The Inevitability of Cycling and Taxes

The billionaire Warren Buffet has made some waves this week by pointing out the absurdity, as he sees it, of the situation whereby he pays significantly less tax than many of his far less wealthy employees. He referred to the notion of "shared sacrifice", which boils down to the idea that those with the most should contribute to society to a similar degree as those with the least.

As you might imagine, the right wingers in the USA have really got their teeth into that one - suggesting to many Americans that they should pay more tax is not so much an anathema as a complete and absolute no-go area. It got me thinking about game theory, which is often used to demonstrate how humans can act as selfish individuals rather than working cooperatively, and be worse off as a result. There are several well described "games" that demonstrate how this works.

Game theory also shows us how the framing of an issue can be important. For instance, in a game involving sacrificing some money to a communal pot, the amount donated was significantly higher when the game was called "The Community Game", compared to how much was donated when the game was titled "The Wall St Game". People acted differently according to how the Game was described.

I thought this made an interesting metaphor for those of us campaigning for decent cycling infrastructure in this country.

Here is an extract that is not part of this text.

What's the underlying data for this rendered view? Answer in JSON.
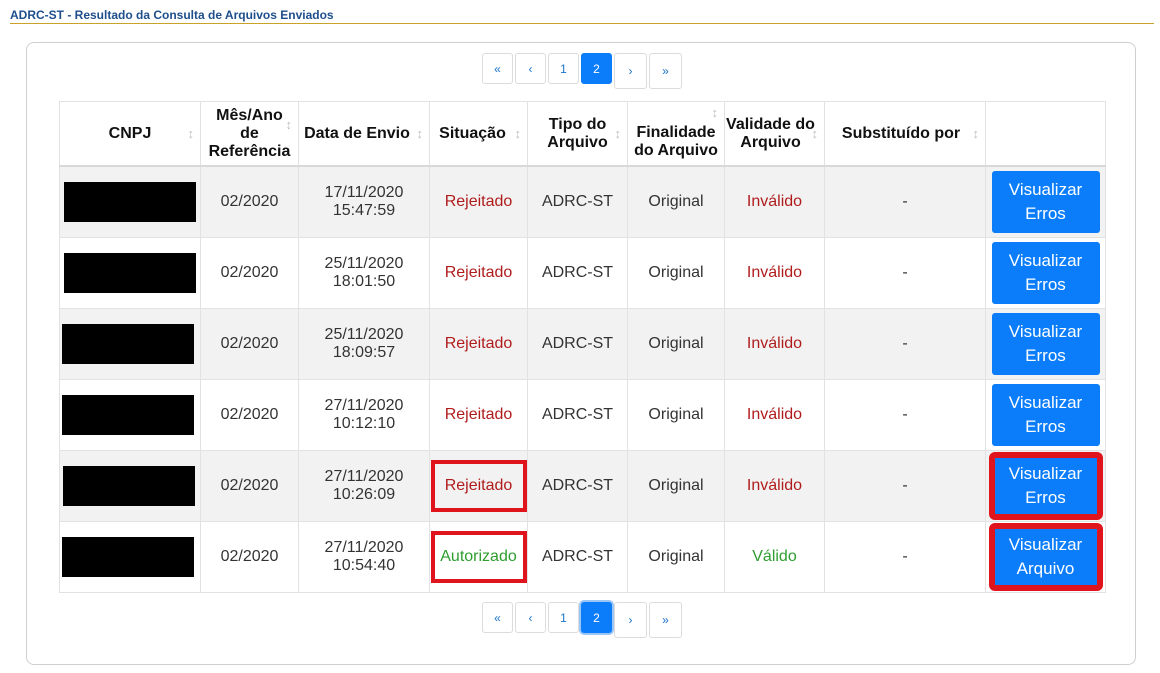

We all know that a significant challenge will be to persuade car drivers (or the agencies that protect their interests) that they should sacrifice some of their road space for others, with the aim of benefitting society at large. It is likely that motorists would conceive of this sacrifice as a tax on a benefit that they currently enjoy i.e. unfettered access to large swathes of our precious urban realm. It is also possible that they might think as "selfish" individuals by believing these sacrifices would make their journey times longer, whereas it could reasonably be said that it might also reduce journey time by reducing congestion. This is a Game Theory classic.

The lesson here for the campaign about cycling infrastructure is that in order to win the game, we need to make the sure game has been correctly framed in the participants minds. If Warren Buffet and President Obama have begun the process of re-branding tax as a worthy sacrifice, then we could jump on that particular bandwagon and do the same when discussing cycling infrastructure.